城內熱熱鬨鬨,城牆之上肅王朱贍焰麵無表情的看著城內,耳邊似乎有細微的熱鬨聲音,消散在風中。
陝西藩司都指揮使馬陽走到他的身邊,今夜是他們兩人換防。
“王爺,您去休息吧,後半夜我來值守。”
“馬叔,你說接下來陛下會如何封賞?”
“王爺,封賞不會少的。”
“希望吧。”
馬陽看出了他的憂愁,兩人畢竟關係匪淺,馬陽提醒了一句:“王爺,老王爺當年是因為建文君的削藩才內遷的,雖說當今陛下並未讓老王爺起複,但是終究沒有加害,王爺您現在也承襲了王位,為自身記,為後世兒孫記,王爺要永葆感恩之心,對陛下,對太子殿下,都是如此。”
馬陽擔心朱贍焰因為之前朱棣不封他,而記恨在心,畢竟那麼多年不讓他繼承王位,他心中怨念確實不小。
朱贍焰呼出一口氣,寒風中水霧凝結,似乎能聽到輕輕碎落的聲音:“馬叔放心,我並非不知好歹之人,能如今日這般已經心滿意足,漢王爺,珠江郡王,蘭州郡王皆是人中龍鳳,這一趟我學到了不少。”

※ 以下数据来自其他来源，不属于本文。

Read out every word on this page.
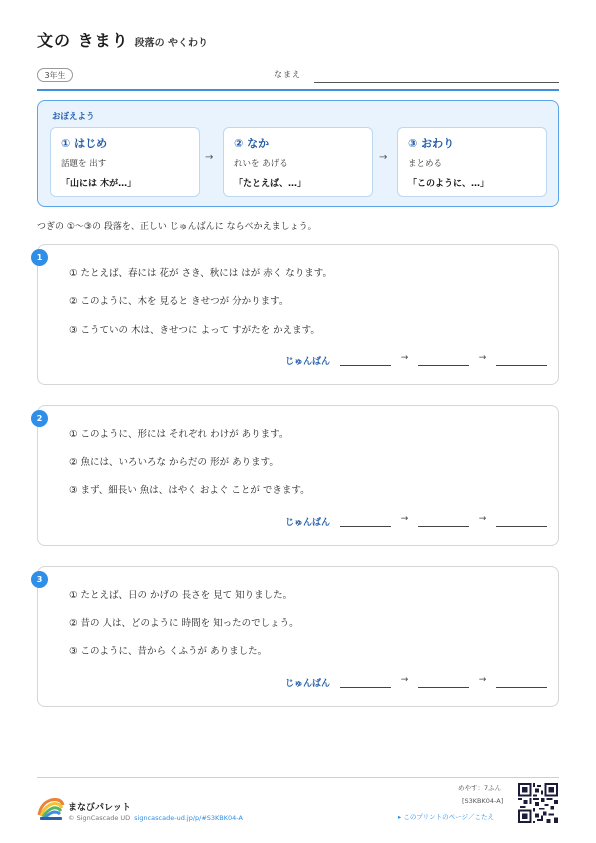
文の きまり 段落の やくわり
3年生	なまえ
おぼえよう
① はじめ
話題を 出す
「山には 木が…」
→
② なか
れいを あげる
「たとえば、…」
→
③ おわり
まとめる
「このように、…」
つぎの ①～③の 段落を、正しい じゅんばんに ならべかえましょう。
1
① たとえば、春には 花が さき、秋には はが 赤く なります。
② このように、木を 見ると きせつが 分かります。
③ こうていの 木は、きせつに よって すがたを かえます。
じゅんばん	→	→
2
① このように、形には それぞれ わけが あります。
② 魚には、いろいろな からだの 形が あります。
③ まず、細長い 魚は、はやく およぐ ことが できます。
じゅんばん	→	→
3
① たとえば、日の かげの 長さを 見て 知りました。
② 昔の 人は、どのように 時間を 知ったのでしょう。
③ このように、昔から くふうが ありました。
じゅんばん	→	→
まなびパレット
© SignCascade UD signcascade-ud.jp/p/#S3KBK04-A
めやす：7ふん
[S3KBK04-A]
▸ このプリントのページ／こたえ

“王爺,大明現在疆域廣闊,北方的草原,西方的西域都已經納入了版圖,陛下想必需要很多人來為他效力,也是王爺您一展身手的好時候,王爺且記著事無巨細,多向陛下說明,多請示殿下的意思,不要入老王爺一般,便是求情說的也是如要與陛下平起平坐一般。”
朱贍焰會心一笑:“馬叔,我曉得了,為人臣子,最重要的還是一個忠字。”
“王爺如此聰慧能乾之人,將來必能大有作為。”
“論起聰慧才乾,珠江郡王才是讓我最佩服的,如此大戰漫長的補給線,不管發生什麼事情總能處理的井井有條,便說今夜,城內歡騰,馬叔你看城牆上值守的仍是他的心腹學生。”
朱瞻墡不是那種因為宴會就忘乎所以的人,黃埔軍事大學的學生還是不少被他安排在城牆上值夜。
“這位殿下心思通明,為人豁達,才乾出眾,確是人中龍鳳。”馬陽對於朱瞻墡也不吝讚賞。
……
七日之後,幾人穩定了一下現有的事情,然後開始準備回程,再晚的話怕是趕不上新年了。
因為要新建的兩個布政司,所以留了大部分軍隊下來啊,回到嘉峪關的時候身後隻有五萬軍隊。
肅王留在嘉峪關,朱高煦,朱瞻墡,朱瞻埈繼續回行。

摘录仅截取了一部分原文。